# Teaching English in Mexico



## brunoeca23 (Jan 3, 2019)

Hello , I Moved to mexico awhile back , I'm looking to find a job as a English Teacher, I been getting different requirements, How can I Start I have my paperwork and degree's with me , I been told that I need to take An equivalency test, Others say I need to take TOEFL 

If anyone can Help me out I greatly appreciate it


----------



## Isla Verde (Oct 19, 2011)

brunoeca23 said:


> Hello , I Moved to mexico awhile back , I'm looking to find a job as a English Teacher, I been getting different requirements, How can I Start I have my paperwork and degree's with me , I been told that I need to take An equivalency test, Others say I need to take TOEFL
> 
> If anyone can Help me out I greatly appreciate it


To begin to answer your questions, it would be useful to know what sort of residence visa you currently hold.


----------



## brunoeca23 (Jan 3, 2019)

Dual citizenship US-MEX


----------



## Isla Verde (Oct 19, 2011)

brunoeca23 said:


> Dual citizenship US-MEX


Then you don't need permission to work in Mexico if you are a Mexican citizen. Do you have any teaching experience? Being a native speaker of English is not enough, of course. Do you want to work for a language institute or free-lance?


----------



## brunoeca23 (Jan 3, 2019)

Isla Verde said:


> Then you don't need permission to work in Mexico if you are a Mexican citizen. Do you have any teaching experience? Being a native speaker of English is not enough, of course. Do you want to work for a or free-lance?


I preferably want to work with a language institute if possible , I'm currently doing on side computer repair.


----------



## Isla Verde (Oct 19, 2011)

brunoeca23 said:


> I preferably want to work with a language institute if possible , I'm currently doing on side computer repair.

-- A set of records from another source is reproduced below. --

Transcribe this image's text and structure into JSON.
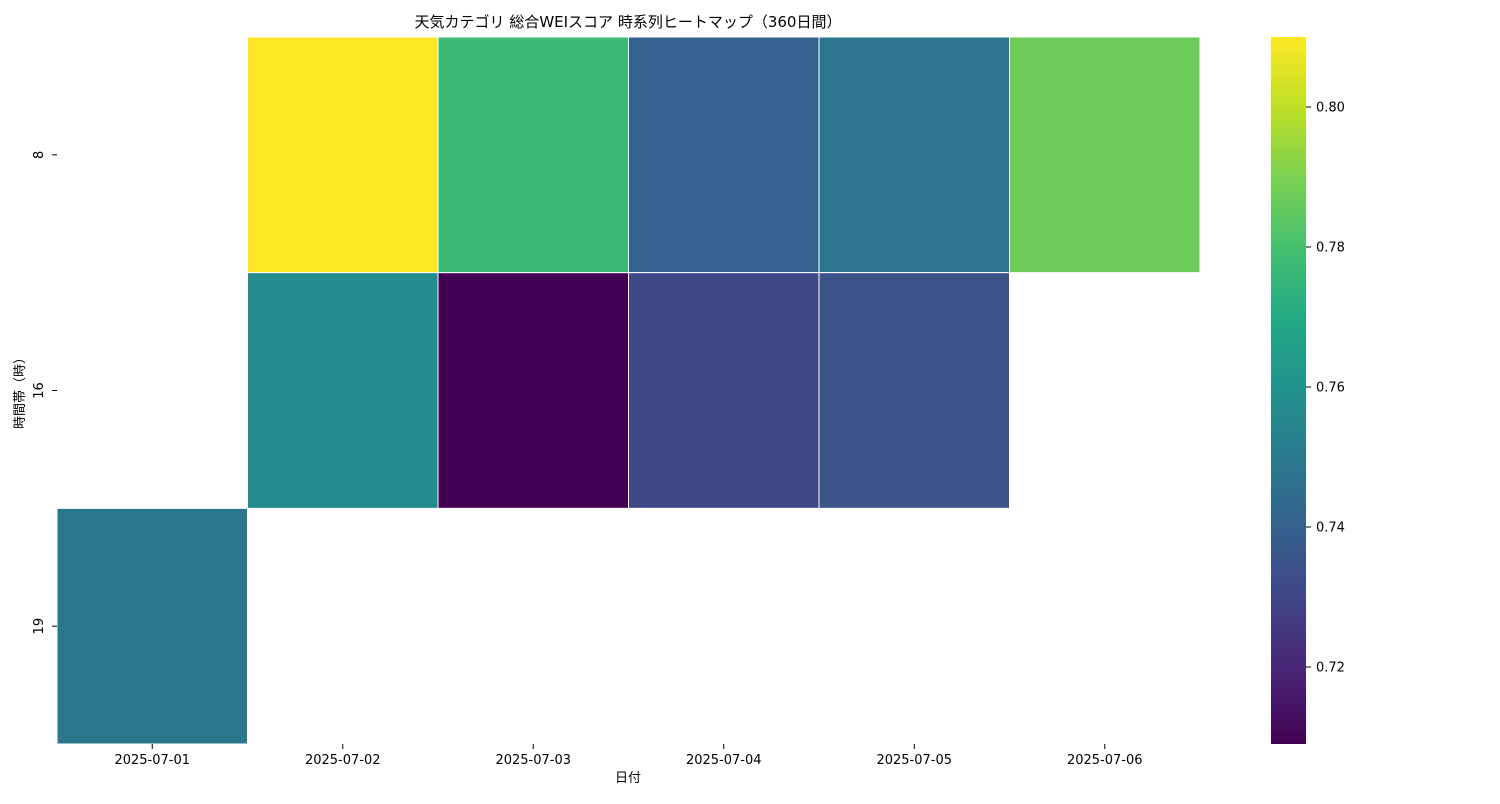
{
  "chart_data": {
    "type": "heatmap",
    "title": "天気カテゴリ 総合WEIスコア 時系列ヒートマップ（360日間）",
    "xlabel": "日付",
    "ylabel": "時間帯（時）",
    "x_categories": [
      "2025-07-01",
      "2025-07-02",
      "2025-07-03",
      "2025-07-04",
      "2025-07-05",
      "2025-07-06"
    ],
    "y_categories": [
      "8",
      "16",
      "19"
    ],
    "values": [
      [
        null,
        0.81,
        0.777,
        0.74,
        0.748,
        0.787
      ],
      [
        null,
        0.757,
        0.709,
        0.731,
        0.735,
        null
      ],
      [
        0.749,
        null,
        null,
        null,
        null,
        null
      ]
    ],
    "colormap": "viridis",
    "colorbar": {
      "min": 0.709,
      "max": 0.81,
      "ticks": [
        "0.72",
        "0.74",
        "0.76",
        "0.78",
        "0.80"
      ]
    },
    "grid": false,
    "missing_color": "#ffffff"
  }
}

So I take it you have no experience teaching English. You should contact a few language schools (don't count on the pay being very good) to see if they offer some sort of training for prospective teachers.


----------



## xolo (May 25, 2014)

brunoeca23 said:


> Hello , I Moved to mexico awhile back , I'm looking to find a job as a English Teacher, I been getting different requirements, How can I Start I have my paperwork and degree's with me , I been told that I need to take An equivalency test, Others say I need to take TOEFL
> 
> If anyone can Help me out I greatly appreciate it


Hi bruno, I have found that schools really vary. I've been asked for a CPE score and TOEFL score and also nothing. All of that is kind of funny because those are language proficiency tests and aren't really related to teaching (except they do test your knowledge of grammar). One school wanted me to "visit" the classes (I guess free help?) What degrees do you have? If they are at all related to teaching English maybe that's enough. It really depends on the school. Harmon Hall (big franchise I think) didn't require anything. And as Isla said, don't expect much in the way of pay. Just think about it, how much money could that produce when classes are limited to 10 people. (God, 10 people is a dream, I teach Spanish at a university and the classes are almost always 20 - 25 students).


----------